En attendant, Marc Blondeau marchand privé à Genève, connu entre autres pour avoir initié le collectionneur François Pinault à l'art, observe lui aussi la médiocrité générale de l'offre en art moderne : « Sur les 52 lots proposés dans la vente du soir chez Christie's, seulement 20 d'entre eux auraient mérité, il y a dix ans, les honneurs de ces enchères de prestige. Les autres lots auraient été relégués dans les ventes de la journée. Plus généralement, les marchés modernes et contemporains sont en plein réajustement. D'ici à trois ans, un grand ménage sera opéré. Les prix dans l'art actuel vont trop vite, trop haut. Certains artistes comme Urs Fischer (né en 1973) ont vu leurs tarifs multipliés par dix en quelques années. D'autres comme Jean-Michel Basquiat représentent de lourds intérêts financiers pour des investisseurs. Les fonds d'investissements ne vont pas soutenir éternellement des artistes tels que Damien Hirst. Il n'est pas normal non plus que la cote d'un peintre comme Christopher Wool atteigne celle d'un acteur majeur de l'histoire de l'art comme Jackson Pollock. » 

A New York, le marchand Emmanuel Di Donna, un ancien de chez Sotheby's installé dans sa toute nouvelle galerie sur Madison Avenue, promeut l'art des années 1920 aux années 1970. Il observe : « Il n'y a pas de changements de goût. Simplement, dans l'art contemporain, le public est moins sélectif que dans l'art moderne.
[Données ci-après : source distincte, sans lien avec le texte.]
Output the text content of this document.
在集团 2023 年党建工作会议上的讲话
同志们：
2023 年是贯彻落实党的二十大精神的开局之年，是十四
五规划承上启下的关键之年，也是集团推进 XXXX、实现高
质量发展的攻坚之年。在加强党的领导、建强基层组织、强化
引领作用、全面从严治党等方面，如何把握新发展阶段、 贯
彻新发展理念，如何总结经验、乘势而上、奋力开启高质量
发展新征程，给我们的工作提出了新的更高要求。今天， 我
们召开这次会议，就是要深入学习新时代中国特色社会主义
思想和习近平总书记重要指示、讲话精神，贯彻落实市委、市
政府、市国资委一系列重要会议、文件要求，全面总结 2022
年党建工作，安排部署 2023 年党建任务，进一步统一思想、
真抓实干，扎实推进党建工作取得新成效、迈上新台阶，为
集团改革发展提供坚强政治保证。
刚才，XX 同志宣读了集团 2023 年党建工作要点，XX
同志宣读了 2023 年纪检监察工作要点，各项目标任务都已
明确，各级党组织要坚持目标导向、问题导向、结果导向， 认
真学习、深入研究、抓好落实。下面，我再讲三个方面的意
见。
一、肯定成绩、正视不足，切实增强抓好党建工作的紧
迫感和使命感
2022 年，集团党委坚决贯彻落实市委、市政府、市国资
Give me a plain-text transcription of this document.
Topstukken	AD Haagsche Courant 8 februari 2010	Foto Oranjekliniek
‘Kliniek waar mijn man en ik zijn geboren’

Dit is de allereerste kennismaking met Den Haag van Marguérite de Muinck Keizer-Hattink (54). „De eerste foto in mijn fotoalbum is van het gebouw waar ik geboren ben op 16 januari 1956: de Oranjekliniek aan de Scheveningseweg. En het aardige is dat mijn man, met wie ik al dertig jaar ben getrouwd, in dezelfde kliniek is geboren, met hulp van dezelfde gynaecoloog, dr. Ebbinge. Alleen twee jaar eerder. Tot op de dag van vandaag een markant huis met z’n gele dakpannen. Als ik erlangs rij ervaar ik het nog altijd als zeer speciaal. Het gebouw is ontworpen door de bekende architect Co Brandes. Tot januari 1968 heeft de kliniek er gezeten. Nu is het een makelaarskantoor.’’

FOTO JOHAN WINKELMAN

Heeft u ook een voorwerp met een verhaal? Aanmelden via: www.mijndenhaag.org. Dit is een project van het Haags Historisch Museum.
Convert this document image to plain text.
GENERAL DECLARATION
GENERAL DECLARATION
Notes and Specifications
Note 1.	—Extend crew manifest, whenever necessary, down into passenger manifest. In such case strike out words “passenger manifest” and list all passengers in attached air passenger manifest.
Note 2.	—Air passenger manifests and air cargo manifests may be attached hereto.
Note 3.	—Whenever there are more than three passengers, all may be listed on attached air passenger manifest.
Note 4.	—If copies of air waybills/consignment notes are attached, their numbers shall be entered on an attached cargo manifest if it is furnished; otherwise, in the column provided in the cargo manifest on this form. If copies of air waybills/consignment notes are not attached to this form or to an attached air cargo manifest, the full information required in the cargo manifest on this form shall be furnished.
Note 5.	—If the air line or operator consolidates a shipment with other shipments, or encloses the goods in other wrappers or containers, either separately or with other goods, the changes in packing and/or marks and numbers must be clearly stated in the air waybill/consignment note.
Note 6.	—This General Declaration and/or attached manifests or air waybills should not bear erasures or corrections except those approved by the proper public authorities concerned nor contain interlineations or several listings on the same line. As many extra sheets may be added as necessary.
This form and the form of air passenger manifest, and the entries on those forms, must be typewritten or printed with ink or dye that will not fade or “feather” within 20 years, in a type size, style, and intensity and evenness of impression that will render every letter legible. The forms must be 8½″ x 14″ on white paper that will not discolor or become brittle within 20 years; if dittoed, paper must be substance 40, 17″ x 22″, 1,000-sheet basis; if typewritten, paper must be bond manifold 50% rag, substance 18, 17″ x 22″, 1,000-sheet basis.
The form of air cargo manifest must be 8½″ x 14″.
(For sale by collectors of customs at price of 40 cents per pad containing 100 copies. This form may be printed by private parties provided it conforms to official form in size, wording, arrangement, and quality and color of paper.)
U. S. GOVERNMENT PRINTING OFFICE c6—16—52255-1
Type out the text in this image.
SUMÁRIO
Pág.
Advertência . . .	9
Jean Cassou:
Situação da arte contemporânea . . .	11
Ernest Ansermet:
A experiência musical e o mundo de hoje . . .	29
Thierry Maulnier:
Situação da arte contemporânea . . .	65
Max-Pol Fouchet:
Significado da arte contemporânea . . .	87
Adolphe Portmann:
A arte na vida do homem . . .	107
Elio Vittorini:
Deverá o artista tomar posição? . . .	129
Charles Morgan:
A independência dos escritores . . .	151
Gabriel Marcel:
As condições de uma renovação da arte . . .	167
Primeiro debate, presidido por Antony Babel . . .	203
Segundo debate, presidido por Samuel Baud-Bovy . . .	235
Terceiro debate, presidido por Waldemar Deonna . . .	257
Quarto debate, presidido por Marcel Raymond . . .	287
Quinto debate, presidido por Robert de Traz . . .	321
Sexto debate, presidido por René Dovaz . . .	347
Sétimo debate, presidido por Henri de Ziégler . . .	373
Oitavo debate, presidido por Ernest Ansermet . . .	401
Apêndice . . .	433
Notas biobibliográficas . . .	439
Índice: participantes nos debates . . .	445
Les clients de l'art du début du XXe siècle sont à la recherche de pièces exceptionnelles. C'est pourquoi, dans mon activité, je me focalise sur les oeuvres à plus de 1 million d'euros. » 

Confusion des genres 

En fait la perception négative des résultats dans l'art moderne tient aussi à la structure même des ventes, à la répartition des artistes entre modernes et contemporains. Ainsi les oeuvres d'Alexander Calder, né en 1898, font partie des enchères contemporaines. Selon la banque de données Artprice, entre le 10 et le 12 mai pas moins de 30 sculptures de l'Américain connu pour ses mobiles ont été proposées à la vente et adjugées jusqu'à 5,7 millions de dollars pièce. 

Pour Thomas Seydoux : « Il est temps de réformer les ventes. Pourquoi des artistes comme Rothko (1903-1970), par exemple, ou De Kooning (1904-1997) font-ils partie des ventes d'art contemporain ? » Enfin, pour lui, la faiblesse des résultats aux enchères bénéficie directement aux transactions privées : « Nous tirons directement les bénéfices de l'aspect désormais aléatoire des résultats à l'encan. En tenant compte de la piètre qualité des oeuvres, il aurait pu arriver que, cette saison, 30 % seulement des lots trouvent acquéreur. »Un tel résultat aurait été catastrophique pour le marché de l'art mondial.